When you define a Query
field like this
findByParent(otherCollection._id: ID!, name: String!): [NestedType!]
Since there is no directive provided, it defaults to @index
. So the field is equivalent to this:
findByParent(otherCollection._id: ID!, name: String!): [NestedType!] @index(name: "findByParent")
There is the matter that you cannot provide argument names with a .
in them – it’s not valid GraphQL. But more importantly, for uploading a schema to Fauna, arguments for an @index
field:
- must match a field name in your return type.
- that field in your return type must be a GraphQL Scalar field. That is, it can NOT be another user-defined type.

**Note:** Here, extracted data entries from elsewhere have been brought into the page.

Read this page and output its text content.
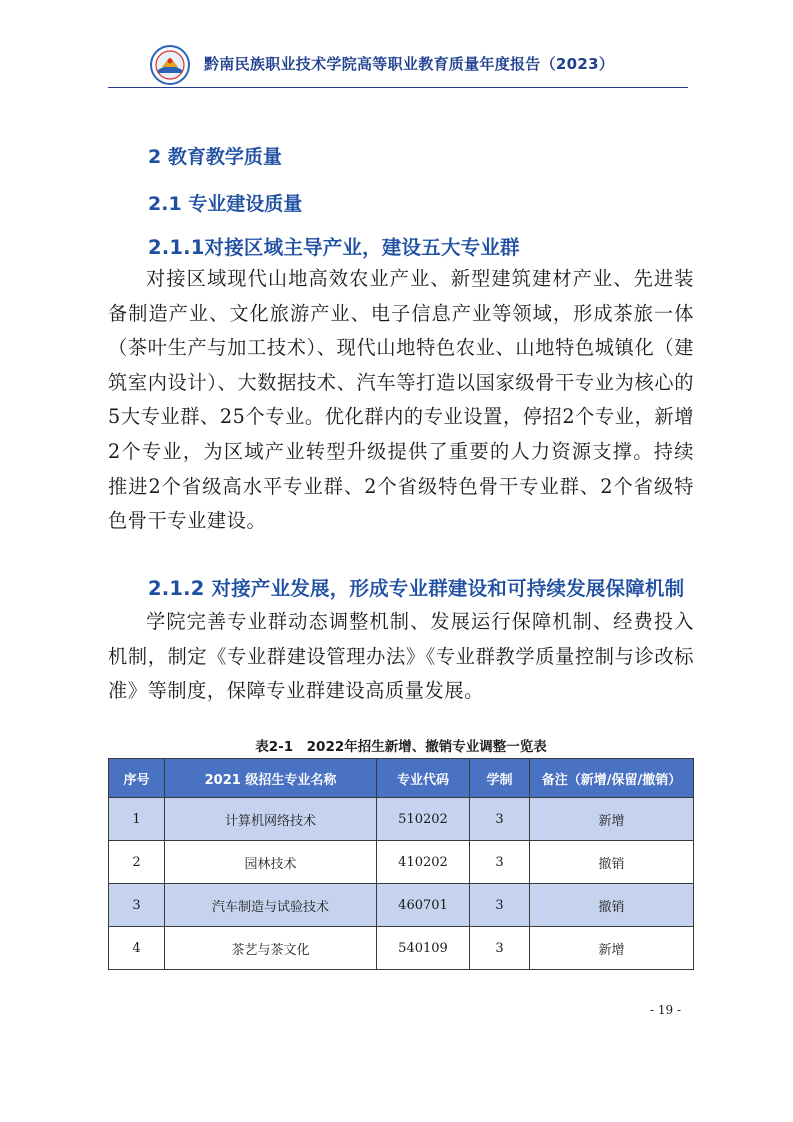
黔南民族职业技术学院高等职业教育质量年度报告（2023）
2 教育教学质量
2.1 专业建设质量
2.1.1对接区域主导产业，建设五大专业群

对接区域现代山地高效农业产业、新型建筑建材产业、先进装备制造产业、文化旅游产业、电子信息产业等领域，形成茶旅一体（茶叶生产与加工技术）、现代山地特色农业、山地特色城镇化（建筑室内设计）、大数据技术、汽车等打造以国家级骨干专业为核心的5大专业群、25个专业。优化群内的专业设置，停招2个专业，新增2个专业，为区域产业转型升级提供了重要的人力资源支撑。持续推进2个省级高水平专业群、2个省级特色骨干专业群、2个省级特色骨干专业建设。

2.1.2 对接产业发展，形成专业群建设和可持续发展保障机制

学院完善专业群动态调整机制、发展运行保障机制、经费投入机制，制定《专业群建设管理办法》《专业群教学质量控制与诊改标准》等制度，保障专业群建设高质量发展。

表2-1　2022年招生新增、撤销专业调整一览表
序号	2021 级招生专业名称	专业代码	学制	备注（新增/保留/撤销）
1	计算机网络技术	510202	3	新增
2	园林技术	410202	3	撤销
3	汽车制造与试验技术	460701	3	撤销
4	茶艺与茶文化	540109	3	新增
- 19 -
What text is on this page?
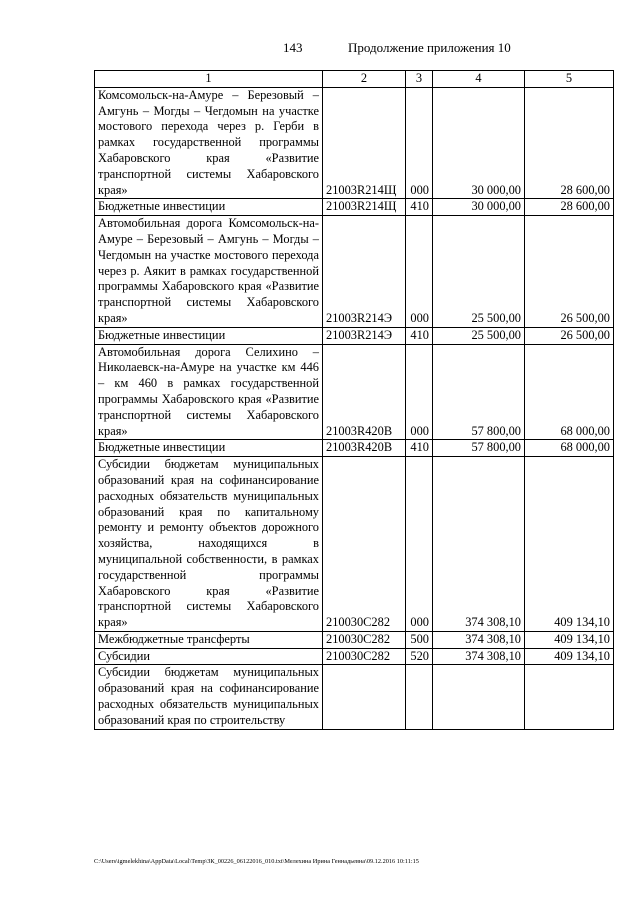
143	Продолжение приложения 10
1	2	3	4	5
Комсомольск-на-Амуре – Березовый – Амгунь – Могды – Чегдомын на участке мостового перехода через р. Герби в рамках государственной программы Хабаровского края «Развитие транспортной системы Хабаровского края»	21003R214Щ	000	30 000,00	28 600,00
Бюджетные инвестиции	21003R214Щ	410	30 000,00	28 600,00
Автомобильная дорога Комсомольск-на-Амуре – Березовый – Амгунь – Могды – Чегдомын на участке мостового перехода через р. Аякит в рамках государственной программы Хабаровского края «Развитие транспортной системы Хабаровского края»	21003R214Э	000	25 500,00	26 500,00
Бюджетные инвестиции	21003R214Э	410	25 500,00	26 500,00
Автомобильная дорога Селихино – Николаевск-на-Амуре на участке км 446 – км 460 в рамках государственной программы Хабаровского края «Развитие транспортной системы Хабаровского края»	21003R420В	000	57 800,00	68 000,00
Бюджетные инвестиции	21003R420В	410	57 800,00	68 000,00
Субсидии бюджетам муниципальных образований края на софинансирование расходных обязательств муниципальных образований края по капитальному ремонту и ремонту объектов дорожного хозяйства, находящихся в муниципальной собственности, в рамках государственной программы Хабаровского края «Развитие транспортной системы Хабаровского края»	210030С282	000	374 308,10	409 134,10
Межбюджетные трансферты	210030С282	500	374 308,10	409 134,10
Субсидии	210030С282	520	374 308,10	409 134,10
Субсидии бюджетам муниципальных образований края на софинансирование расходных обязательств муниципальных образований края по строительству				
C:\Users\igmelekhina\AppData\Local\Temp\ЗК_00226_06122016_010.txt\Мелехина Ирина Геннадьевна\09.12.2016 10:11:15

The return type here is NestedType
. So the available names for arguments are name
, and that’s it.
You can check out this previous topic for some additional discussion on how GraphQL generates the final schema. Understanding fauna auto-generation from schema
Using @resolver
You will have to create a custom resolver. In your case, you should be able to create a single Index and pass both the OtherCollection
ID and the NestedType
name to it. This is possible because Fauna stores references for one-to-many relationships in the “many” side. If you look up a NestedType
in the Dashboard or the Shell, it should look something like this:
{
ref: Ref(Collection("NestedType"), "101"),
ts: 163452340923678,
data: {
name: "Thing1",
otherCollection: Ref(Collection("OtherCollection"), "42")
}
}
Since the reference is stored there, we can Index it!
CreateIndex({
name: "NestedType_by_otherCollection_name",
terms: [
{ field: ["data", "otherCollection"] },
{ field: ["data", "name"] },
]
})
Here is a UDF that uses the Index
CreateFunction({
name: "findByParent",
// role: ??? // apply an appropriate role
body: Query(Lambda(
["otherCollection_id", "name"],
Let(
{
otherCollection_ref: Ref(Collection("OtherCollection"), Var("otherCollection_id")),
paginatedResults: Paginate(
Match(
Index("NestedType_by_otherCollection_name"),
[Var("otherCollection_ref"), Var("name")]
)
},
Select("data", Var("paginatedResults"), [])
)
))
})
Add to your GraphQL schema like this
type Query {
findByParent(otherCollection_id: ID!, name: String!): [NestedType!]
@resolver(name: "findByParent")
}
If you need pagination, then you’ll need to update the directive to @resolver(name: "findByParent", paginated: true)
and update your UDF to accept the pagination arguments.